Bukti pertama yang berkaitan dengan kejadian alam berpusat pada kata Rabbun (Tuhan). Dalam wahyu yang pertama yang disampaikan kepada Nabi Muhammad Saw. beliau disuruh supaya: “membaca nama Rabb, Yang menciptakan” (QS. al-‘Alaq (96): 1). Kata rabbun memiliki dua arti, yaitu (1) memelihara, mengasuh atau memberi makan, dan (2) mengatur, melengkapi, dan menyempurnakan. Menurut Imam al-Raghib al-Isfahani, arti kata rabbun adalah memelihara sesuatu sedemikian rupa melalui tingkatan yang satu ke tingkatan yang lain, sehingga mencapai tujuan yang sempurna. Ayat al-Quran yang menunjuk pengertian demikian adalah: “Muliakanlah nama Rabb-mu Yang Maha Luhur, Yang menciptakan, kemudian melengkapi, dan Yang membuat (sesuatu) menurut ukuran, kemudian memimpin itu menuju tujuan kesempurnaan” (QS. al-A’la (87): 1-3).
Bukti kedua bertalian dengan jiwa manusia. Di dalam jiwa manusia terdapat kesadaran akan adanya Allah. Akan tetapi kadang-kadang kesadaran yang demikian ini dikesampingkan. Sikap demikian inilah yang kemudian menjerumuskan manusia dalam kesesatan. Adanya kesadaran ketuhanan ini sebenarnya telah diingatkan Allah dalam firman-Nya:
Artinya: “Dan tatkala Tuhanmu mengeluarkan keturunan para putera Adam, dari sulbii mereka, dan Allah mengambil kesaksian terhadap jiwa mereka (seraya berfirman): “Bukankah Aku ini Tuhanmu?”. Mereka menjawab: “Betul (Engkau Tuhan kami), kami menjadi saksi.” (QS. al-A’raf (7): 172).

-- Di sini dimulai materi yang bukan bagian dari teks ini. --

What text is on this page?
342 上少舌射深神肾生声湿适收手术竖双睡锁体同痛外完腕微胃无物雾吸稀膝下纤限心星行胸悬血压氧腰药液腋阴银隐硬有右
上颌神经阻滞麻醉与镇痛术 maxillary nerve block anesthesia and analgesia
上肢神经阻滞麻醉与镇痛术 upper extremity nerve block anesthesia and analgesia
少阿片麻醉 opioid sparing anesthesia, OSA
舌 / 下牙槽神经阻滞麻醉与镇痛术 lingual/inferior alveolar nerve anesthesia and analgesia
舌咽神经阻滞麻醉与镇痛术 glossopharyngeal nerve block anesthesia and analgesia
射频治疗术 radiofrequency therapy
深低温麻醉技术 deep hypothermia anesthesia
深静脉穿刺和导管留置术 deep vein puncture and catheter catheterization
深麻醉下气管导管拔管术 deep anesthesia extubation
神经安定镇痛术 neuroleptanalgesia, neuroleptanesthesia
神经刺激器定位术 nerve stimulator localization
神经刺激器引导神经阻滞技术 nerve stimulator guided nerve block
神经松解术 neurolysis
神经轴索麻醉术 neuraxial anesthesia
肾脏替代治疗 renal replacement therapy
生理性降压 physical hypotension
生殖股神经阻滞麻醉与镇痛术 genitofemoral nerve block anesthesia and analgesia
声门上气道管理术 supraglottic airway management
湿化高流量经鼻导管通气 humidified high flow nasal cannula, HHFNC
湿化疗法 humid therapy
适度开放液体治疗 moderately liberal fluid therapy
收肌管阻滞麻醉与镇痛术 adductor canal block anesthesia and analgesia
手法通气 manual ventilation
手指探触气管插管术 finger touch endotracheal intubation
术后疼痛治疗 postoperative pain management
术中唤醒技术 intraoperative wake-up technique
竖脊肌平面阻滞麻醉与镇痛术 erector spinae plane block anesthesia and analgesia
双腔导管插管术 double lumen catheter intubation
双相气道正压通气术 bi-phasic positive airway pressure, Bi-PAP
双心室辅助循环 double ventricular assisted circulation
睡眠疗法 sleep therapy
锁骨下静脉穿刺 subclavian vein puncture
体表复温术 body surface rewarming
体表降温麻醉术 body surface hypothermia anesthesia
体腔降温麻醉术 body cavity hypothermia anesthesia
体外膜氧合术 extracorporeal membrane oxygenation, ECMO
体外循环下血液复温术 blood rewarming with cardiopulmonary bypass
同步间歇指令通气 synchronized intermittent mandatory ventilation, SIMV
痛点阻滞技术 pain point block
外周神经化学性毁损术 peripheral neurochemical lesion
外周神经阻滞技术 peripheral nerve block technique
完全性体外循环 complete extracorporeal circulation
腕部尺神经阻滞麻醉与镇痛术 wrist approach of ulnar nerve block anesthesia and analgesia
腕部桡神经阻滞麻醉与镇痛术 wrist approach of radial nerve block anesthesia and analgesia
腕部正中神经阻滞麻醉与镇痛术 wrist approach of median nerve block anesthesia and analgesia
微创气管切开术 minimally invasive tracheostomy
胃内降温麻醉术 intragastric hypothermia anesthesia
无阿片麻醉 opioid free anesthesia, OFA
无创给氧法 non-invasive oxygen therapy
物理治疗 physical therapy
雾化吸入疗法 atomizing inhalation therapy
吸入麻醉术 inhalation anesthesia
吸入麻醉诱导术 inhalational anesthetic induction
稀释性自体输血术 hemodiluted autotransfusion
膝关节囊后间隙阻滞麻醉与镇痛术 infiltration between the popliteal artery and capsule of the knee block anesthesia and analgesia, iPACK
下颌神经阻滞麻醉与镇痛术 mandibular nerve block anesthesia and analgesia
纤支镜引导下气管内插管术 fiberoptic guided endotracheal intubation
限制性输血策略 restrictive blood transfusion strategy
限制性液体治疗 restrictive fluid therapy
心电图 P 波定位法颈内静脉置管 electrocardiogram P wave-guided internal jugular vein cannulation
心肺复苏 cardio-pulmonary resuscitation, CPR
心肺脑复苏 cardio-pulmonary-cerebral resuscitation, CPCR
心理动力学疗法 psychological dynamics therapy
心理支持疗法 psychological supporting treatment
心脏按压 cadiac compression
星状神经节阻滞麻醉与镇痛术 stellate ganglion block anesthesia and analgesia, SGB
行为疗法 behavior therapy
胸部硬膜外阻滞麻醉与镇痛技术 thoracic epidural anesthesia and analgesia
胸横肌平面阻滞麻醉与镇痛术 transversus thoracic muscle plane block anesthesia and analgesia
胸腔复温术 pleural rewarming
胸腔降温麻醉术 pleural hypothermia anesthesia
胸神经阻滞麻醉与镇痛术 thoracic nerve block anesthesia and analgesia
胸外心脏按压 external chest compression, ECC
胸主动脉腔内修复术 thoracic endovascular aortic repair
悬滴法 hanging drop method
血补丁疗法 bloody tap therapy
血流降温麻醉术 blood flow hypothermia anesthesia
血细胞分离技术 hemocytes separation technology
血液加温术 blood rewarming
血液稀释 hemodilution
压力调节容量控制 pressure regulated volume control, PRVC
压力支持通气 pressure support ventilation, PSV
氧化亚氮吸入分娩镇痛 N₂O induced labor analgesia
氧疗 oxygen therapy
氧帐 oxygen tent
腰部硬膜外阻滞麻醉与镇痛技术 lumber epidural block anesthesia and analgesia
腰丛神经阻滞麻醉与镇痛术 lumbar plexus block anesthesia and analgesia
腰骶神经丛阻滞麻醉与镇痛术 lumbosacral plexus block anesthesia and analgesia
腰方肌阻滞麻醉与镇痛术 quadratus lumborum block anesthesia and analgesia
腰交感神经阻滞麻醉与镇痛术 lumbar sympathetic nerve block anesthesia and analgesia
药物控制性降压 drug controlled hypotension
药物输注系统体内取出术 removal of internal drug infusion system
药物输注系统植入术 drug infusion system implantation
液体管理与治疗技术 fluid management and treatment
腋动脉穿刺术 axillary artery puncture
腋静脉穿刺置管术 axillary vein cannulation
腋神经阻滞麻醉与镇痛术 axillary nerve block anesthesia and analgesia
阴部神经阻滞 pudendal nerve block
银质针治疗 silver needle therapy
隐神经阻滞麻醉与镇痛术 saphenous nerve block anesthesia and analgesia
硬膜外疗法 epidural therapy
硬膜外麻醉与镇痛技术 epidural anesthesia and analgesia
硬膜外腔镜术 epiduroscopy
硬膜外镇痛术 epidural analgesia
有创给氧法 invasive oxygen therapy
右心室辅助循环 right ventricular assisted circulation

MUTIARA KISAH Dikisahkan, suatu saat, setelah berceramah Nasruddin ditanya: “Pak Nasruddin! Bagaimanakah pendapat Anda tentang kekuasaan Tuhan?” Jawab Nasruddin: “Sejak aku mengenali diriku sendiri, aku tahu segala apa yang ditetapkan oleh Allah adalah nyata. Andai kekuasaan Allah tiada, tentu aki telah berhasil memenuhi sebagian apa-apa yang aku angan-angankan!”
Bukti yang paling terang dan paling meyakinkan tentang adanya Allah adalah bukti ketiga, yaitu melalui wahyu. Dengan tersingkapnya rahasia sifat-sifat Allah melalui wahyu, maka keimanan kepada Allah menjadi faktor utama yang akan membimbing kehidupan manusia. Dengan mencontoh akhlak Allah, manusia akan meningkat ke puncak keluhuran akhlak yang tinggi.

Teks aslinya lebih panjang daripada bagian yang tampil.